Prove that $\lim_{n\to\infty}a_n\le \lim_{n\to\infty}b_n$
Theorem
Let $\{a_n\}$ and $\{b_n\}$ be convergent real sequences. Assume that there exists a $N\in\mathbb{N}$ so
$a_n\le b_n$ (eq. 1)
for all $n\ge N$. Then
$\lim_{n\to\infty}a_n\le \lim_{n\to\infty}b_n$.
My attempt at proving
Let $a=\lim_{n\to\infty}a_n$ and $b=\lim_{n\to\infty}b_n$. $a$ and $b$ are real numbers because the limit of a sequence of real numbers is a real number (which is a corollary in my textbook). For proof by contradiction, assume
$b<a$.
Let $\epsilon=\frac{a-b}{2}$. Then we can find $N_a,N_b\in\mathbb{N}$ so
$|a-a_n|\le\frac{\epsilon}{2}$ when $n\ge N_a$, (eq. 2)
$|b-b_n|\le\frac{\epsilon}{2}$ when $n\ge N_b$. (eq. 3)
In a textbook I found that I should do the following:
Choose a $n$ so $n\ge\max(N,N_a,N_b$), then eqs. (1-3) are satisfied. Then
$a-\epsilon\le a_n+\frac{\epsilon}{2}-\epsilon$
How do I get that last thing? Is it necessary to do a proof by contradiction or can one do a direct proof?
Solution 1:
You're almost there! I would just use $\epsilon$ instead of $\frac{\epsilon}{2}$ in eq./ineq. 2 and 3. With this proofs, it is useful to imagine the situation visually. Also, I think that in this case, a direct proof is easier.

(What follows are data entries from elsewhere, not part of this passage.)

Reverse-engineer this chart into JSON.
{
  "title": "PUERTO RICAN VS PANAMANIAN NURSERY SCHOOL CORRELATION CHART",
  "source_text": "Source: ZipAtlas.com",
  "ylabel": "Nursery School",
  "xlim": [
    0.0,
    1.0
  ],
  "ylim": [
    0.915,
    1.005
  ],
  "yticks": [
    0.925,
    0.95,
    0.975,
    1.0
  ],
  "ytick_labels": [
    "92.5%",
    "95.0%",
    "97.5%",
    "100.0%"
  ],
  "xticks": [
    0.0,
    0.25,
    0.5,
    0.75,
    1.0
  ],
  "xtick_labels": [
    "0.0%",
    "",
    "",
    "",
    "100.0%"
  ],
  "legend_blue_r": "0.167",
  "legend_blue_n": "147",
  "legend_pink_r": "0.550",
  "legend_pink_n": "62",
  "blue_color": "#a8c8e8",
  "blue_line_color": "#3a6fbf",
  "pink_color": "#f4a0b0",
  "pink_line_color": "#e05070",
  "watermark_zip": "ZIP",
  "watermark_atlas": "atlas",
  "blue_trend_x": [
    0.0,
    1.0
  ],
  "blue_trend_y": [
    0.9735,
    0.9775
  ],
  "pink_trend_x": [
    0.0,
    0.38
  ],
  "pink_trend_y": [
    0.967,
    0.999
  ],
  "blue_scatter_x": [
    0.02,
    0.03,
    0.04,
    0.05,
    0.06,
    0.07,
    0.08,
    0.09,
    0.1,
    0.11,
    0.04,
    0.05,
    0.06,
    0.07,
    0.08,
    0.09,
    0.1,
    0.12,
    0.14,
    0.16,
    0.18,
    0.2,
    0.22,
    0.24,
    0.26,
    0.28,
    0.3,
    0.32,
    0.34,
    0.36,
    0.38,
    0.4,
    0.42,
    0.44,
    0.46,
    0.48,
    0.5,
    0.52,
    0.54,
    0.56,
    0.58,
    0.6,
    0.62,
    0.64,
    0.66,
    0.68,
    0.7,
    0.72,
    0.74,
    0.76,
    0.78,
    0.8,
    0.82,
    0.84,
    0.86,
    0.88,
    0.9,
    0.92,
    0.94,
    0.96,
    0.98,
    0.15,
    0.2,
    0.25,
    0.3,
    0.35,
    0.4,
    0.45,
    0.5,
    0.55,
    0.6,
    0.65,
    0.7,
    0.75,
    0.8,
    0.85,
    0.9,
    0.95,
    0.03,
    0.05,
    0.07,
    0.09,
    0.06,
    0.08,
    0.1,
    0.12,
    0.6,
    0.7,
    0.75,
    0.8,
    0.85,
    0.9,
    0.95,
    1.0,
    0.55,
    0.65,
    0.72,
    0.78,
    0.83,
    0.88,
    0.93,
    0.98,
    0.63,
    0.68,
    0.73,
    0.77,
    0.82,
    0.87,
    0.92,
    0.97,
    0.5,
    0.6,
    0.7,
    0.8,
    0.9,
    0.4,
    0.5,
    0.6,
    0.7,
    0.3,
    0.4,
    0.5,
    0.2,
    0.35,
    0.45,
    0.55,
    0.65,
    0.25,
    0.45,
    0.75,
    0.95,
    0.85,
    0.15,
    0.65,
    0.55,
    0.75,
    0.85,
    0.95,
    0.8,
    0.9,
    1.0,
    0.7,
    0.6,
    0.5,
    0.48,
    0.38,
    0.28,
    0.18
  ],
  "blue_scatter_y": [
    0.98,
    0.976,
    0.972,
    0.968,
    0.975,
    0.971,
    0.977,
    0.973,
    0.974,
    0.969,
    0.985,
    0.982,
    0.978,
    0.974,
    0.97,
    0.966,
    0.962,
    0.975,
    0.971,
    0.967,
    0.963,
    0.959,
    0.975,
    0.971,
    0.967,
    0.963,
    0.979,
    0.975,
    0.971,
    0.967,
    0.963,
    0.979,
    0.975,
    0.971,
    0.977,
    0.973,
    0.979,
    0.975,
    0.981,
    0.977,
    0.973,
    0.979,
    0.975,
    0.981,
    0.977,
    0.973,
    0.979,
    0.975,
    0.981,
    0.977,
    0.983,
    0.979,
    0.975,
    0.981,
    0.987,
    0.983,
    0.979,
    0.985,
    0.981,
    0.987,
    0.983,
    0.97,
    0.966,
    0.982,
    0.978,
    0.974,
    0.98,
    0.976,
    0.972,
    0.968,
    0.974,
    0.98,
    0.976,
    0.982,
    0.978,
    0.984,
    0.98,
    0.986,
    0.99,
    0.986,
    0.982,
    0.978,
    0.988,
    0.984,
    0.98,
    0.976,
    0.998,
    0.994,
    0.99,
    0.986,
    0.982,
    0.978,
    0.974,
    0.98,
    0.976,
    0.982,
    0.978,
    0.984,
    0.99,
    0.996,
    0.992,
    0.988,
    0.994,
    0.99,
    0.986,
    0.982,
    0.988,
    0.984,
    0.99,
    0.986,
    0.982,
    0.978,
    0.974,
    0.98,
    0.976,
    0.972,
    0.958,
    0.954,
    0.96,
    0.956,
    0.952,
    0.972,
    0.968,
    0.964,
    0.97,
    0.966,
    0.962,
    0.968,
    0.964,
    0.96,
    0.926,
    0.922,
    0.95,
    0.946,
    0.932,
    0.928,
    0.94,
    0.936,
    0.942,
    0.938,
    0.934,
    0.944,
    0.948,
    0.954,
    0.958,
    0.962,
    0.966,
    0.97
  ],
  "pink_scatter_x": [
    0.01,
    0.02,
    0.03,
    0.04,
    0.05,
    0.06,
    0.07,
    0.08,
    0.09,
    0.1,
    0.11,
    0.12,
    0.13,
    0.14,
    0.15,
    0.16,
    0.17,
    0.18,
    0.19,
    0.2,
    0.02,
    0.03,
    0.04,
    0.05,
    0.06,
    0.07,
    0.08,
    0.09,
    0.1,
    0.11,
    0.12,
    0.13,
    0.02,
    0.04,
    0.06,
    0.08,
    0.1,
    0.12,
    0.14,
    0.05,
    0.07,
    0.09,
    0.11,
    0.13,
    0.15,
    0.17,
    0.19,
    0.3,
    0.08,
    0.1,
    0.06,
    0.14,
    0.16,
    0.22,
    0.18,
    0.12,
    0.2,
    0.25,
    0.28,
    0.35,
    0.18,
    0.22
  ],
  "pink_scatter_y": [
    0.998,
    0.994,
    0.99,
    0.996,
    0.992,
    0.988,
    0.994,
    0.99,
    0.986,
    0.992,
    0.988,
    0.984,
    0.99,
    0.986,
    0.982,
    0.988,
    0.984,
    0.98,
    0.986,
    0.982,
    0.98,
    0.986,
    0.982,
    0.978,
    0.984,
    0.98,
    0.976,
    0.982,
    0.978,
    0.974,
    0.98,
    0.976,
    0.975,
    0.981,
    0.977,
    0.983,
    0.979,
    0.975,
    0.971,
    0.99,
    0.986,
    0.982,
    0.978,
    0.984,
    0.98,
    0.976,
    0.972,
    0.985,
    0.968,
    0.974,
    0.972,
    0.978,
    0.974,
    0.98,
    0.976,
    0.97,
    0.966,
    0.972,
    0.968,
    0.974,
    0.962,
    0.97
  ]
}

Try to picture two reals $a$, $b$ with $a < b$ on the real line. For every $\epsilon > 0$ we choose, we have two sequences whose tails are contained in the intervals $[a-\epsilon, a+\epsilon], [b-\epsilon, b+\epsilon]$, respectively. By the tail, I mean the part of the sequence with $n \geq N$, for some big enough number $N$ that is dependent on $\epsilon$ (one could argue that writing $N(\epsilon)$ is clearer but this is seldom written this way in practice).
Now visualize the intervals $[a-\epsilon, a+\epsilon], [b-\epsilon, b+\epsilon]$ for $\epsilon$ small enough. That is, small enough that the intervals do not overlap. It is quite easy to see that taking $\epsilon$ smaller than half the distance between a and b suffices. Now, we intuitively see that all the $a_n$ are less or equal than the $b_n$ for $n \geq N$. If we take $\epsilon = \frac{b - a}{2}$ the intervals 'touch' at $\frac{a + b}{2}$ and we can show $a_n \leq \frac{a+b}{2} \leq b_n$ for $n \geq N$.
You just have to work this out formally:
For all $ n \geq N $ we have
$a_n - a \leq |a_n - a| \leq \epsilon = \frac{b - a}{2}$ so $ a_n \leq a + \frac{b - a}{2} = \frac{a + b}{2} $
and
$b - b_n \leq |b_n - b| \leq \epsilon = \frac{b - a}{2}$ so $ b - \frac{a - b}{2} = \frac{a + b}{2} \leq b_n $
It follows that $a_n \leq \frac{a + b}{2} \leq b_n\ \forall n \geq N$.